Indeed, not only were the Dutch producing lots of their own great artists: they exported them over the channel; most notably but not only Anthony Van Dyck and Peter Lely, who between them seem to have painted most of the society portraits in England at the time. And of course the other most notable Anglo-Dutch connection was that by the end of the century, England had acquired a Dutch king: William of Orange.

That acquisition is usually referred to by the British as ‘The Glorious Revolution’, a name which combines just the right amounts of grandeur and vagueness to discourage too much analysis. But as Jardine makes clear, seen from an outside perspective, and especially perhaps from a Dutch perspective, it looks an awful lot like the Dutch conquest of England. William sailed across the channel with a fleet of 500 ships and 40,000 men, including 20,000 armed troops, marched on London and took power. The only reason it can be remembered as anything Glorious, rather than a bloody conquest or yet another Anglo-Dutch war, is that James II didn’t put up a fight. He was unpopular with just about everyone, not least because he was Catholic, and not really getting on with his own army, and he decided to flee rather than press the issue. Who knows what would have happened if he’d been a little more forceful and decisive.

This was, in some ways, a family affair: William and his wife Mary were both grandchildren of Charles I.* In fact they probably would have been most likely to succeed James II anyway, except that James’s wife, after a long string of miscarriages, unexpectedly produced a male baby and screwed everything up for the Oranges.

The strength of William-and-Mary’s claim to the throne made it easier for the English to accept them as joint monarch; Lisa Jardine’s books sets out to demonstrate that the tangled relationship between the Stuarts and the House of Orange is actually typical of a very strong cultural link between England and Holland throughout the C17th; that much of what became typically English, and much of the groundwork that enabled England to became a great power in the C18th and C19th, came from Holland.

She certainly successfully demonstrates an enormous amount of interaction between the two countries: in art, music, gardening, science and indeed socially. One of the most striking examples was the testing of Christian Huygens’s clock design on a British ship; Huygens had been corresponding with members of the Royal Society in London, who arranged for his new clock to be tested as a possible solution to the longtitude problem by a captain in the Royal Navy. On the very mission where he was testing this Dutch clock design, the captain plundered all the Dutch trading posts along the coast of Ghana, triggering the Second Anglo-Dutch War in the process. You might think this would interfere with relations between London and the Hague, but no, the correspondence carried on as though nothing had happened.

I suppose the only question a sceptical reader might have is whether you would find similar levels of influence and connection if you studied, say, Anglo-French relations at the same time. Is there a specific and exceptional connection between England and Holland at this period, or just the normal amount for two neighbouring countries? She seems pretty convincing to me, but I’m not in a position to judge.

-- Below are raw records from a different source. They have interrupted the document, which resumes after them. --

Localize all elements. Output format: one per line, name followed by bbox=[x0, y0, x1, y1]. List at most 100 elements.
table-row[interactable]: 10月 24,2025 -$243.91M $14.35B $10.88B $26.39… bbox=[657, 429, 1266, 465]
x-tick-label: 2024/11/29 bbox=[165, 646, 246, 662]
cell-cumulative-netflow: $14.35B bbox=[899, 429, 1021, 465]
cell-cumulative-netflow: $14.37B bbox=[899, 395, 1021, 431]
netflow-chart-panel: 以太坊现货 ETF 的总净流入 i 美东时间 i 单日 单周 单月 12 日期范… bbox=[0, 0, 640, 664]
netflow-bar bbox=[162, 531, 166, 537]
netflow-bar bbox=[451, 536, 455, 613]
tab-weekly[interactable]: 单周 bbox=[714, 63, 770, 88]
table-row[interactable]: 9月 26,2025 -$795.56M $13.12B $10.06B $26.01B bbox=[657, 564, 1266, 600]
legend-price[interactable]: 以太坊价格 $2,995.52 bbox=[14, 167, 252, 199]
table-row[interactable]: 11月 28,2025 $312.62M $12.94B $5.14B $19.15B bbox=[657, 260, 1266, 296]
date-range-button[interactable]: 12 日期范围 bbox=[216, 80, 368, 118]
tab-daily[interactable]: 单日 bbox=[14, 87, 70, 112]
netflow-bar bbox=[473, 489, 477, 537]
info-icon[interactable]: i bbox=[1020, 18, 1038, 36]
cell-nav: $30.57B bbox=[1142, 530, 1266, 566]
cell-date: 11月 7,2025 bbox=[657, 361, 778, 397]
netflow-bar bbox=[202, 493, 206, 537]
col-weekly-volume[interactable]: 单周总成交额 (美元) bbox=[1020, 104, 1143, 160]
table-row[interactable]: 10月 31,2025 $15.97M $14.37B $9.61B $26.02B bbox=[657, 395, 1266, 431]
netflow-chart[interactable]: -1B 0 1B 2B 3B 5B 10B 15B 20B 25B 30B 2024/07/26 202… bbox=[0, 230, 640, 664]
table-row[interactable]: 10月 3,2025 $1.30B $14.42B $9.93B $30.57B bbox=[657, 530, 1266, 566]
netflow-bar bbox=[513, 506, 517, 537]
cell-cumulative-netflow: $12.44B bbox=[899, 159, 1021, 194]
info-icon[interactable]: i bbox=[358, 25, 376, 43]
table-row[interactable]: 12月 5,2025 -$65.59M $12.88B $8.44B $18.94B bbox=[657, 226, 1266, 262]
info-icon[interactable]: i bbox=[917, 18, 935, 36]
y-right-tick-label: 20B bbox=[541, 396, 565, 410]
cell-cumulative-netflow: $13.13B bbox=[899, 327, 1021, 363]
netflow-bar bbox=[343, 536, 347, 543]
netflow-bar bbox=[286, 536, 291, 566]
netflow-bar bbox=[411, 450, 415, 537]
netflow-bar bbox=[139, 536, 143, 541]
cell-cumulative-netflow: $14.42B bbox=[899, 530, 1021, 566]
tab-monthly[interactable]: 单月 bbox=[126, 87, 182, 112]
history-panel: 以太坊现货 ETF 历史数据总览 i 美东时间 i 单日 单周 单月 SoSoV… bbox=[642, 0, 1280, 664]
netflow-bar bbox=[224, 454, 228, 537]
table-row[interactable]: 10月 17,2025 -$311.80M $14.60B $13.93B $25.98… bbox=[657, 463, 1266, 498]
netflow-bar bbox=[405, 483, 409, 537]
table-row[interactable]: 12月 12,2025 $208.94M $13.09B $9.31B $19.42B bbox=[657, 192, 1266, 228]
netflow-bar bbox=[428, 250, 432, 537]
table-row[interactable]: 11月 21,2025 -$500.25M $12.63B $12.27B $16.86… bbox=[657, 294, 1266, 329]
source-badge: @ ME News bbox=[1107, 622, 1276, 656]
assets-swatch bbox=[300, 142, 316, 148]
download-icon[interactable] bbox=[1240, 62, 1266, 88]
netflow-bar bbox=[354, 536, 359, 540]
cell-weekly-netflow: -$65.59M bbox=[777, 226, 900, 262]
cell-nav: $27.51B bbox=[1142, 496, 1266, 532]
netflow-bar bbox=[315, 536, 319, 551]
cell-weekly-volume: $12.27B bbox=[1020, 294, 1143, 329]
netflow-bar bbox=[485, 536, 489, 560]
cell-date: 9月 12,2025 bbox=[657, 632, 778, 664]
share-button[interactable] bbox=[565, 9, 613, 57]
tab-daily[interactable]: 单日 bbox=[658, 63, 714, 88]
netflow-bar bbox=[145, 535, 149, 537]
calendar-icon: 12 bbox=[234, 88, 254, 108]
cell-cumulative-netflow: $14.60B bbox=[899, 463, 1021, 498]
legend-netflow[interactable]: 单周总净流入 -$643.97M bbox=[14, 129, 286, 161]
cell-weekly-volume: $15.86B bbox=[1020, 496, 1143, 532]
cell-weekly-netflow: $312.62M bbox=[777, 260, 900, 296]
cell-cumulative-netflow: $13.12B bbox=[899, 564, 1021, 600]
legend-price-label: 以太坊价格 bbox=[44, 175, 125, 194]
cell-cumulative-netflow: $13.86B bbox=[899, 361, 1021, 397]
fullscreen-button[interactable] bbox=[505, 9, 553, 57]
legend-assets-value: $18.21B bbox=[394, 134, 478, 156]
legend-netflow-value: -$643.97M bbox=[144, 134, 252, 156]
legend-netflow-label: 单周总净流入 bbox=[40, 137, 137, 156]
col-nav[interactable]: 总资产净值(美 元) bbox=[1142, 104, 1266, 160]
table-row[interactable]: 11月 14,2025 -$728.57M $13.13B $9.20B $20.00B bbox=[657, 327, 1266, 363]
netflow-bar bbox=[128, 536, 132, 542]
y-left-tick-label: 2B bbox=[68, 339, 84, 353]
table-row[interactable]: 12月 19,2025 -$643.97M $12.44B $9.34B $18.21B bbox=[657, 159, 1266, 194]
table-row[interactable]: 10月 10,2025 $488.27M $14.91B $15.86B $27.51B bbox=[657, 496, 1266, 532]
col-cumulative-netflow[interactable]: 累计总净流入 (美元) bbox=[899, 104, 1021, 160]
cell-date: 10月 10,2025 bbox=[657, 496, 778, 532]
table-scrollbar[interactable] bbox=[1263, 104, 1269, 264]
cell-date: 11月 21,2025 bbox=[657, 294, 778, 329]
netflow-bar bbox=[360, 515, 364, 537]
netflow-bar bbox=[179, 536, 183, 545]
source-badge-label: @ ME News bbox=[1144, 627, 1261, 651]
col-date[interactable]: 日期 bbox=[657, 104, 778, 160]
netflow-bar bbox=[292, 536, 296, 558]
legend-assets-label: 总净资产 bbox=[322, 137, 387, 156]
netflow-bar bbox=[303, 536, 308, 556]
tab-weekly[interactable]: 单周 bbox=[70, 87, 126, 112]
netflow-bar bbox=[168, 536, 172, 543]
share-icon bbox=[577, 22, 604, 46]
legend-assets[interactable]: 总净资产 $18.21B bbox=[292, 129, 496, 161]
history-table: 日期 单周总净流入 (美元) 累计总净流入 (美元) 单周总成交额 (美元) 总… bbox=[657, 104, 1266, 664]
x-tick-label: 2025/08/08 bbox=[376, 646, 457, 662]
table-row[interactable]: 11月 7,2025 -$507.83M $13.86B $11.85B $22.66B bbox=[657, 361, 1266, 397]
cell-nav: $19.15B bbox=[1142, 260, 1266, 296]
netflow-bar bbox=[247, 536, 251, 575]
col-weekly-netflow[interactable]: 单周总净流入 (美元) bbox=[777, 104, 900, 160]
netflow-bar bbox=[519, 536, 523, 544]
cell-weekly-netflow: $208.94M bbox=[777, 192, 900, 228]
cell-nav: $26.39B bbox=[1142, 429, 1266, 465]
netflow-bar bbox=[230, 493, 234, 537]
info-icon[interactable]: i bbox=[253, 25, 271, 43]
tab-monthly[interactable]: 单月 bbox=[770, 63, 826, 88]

* I’ll try to explain, but the same names keep coming up attached to different people, so you’ll need to concentrate. Charles I’s daughter Mary married William II of Orange; her son William is the one who became king of England. He, William III of Orange, married another Mary, the daughter of James II and thus the granddaughter of Charles I (and his own first cousin). So when he invaded England, he was deposing his uncle and father-in-law.

» The pictures are all details from the wedding portrait of the fourteen-year-old William to the nine-year-old Mary, painted in London by Anthony Van Dyck and now in the Rijksmuseum. Both because that picture seems appropriate and because there’s a high-quality reproduction of it in the Wikimedia Commons.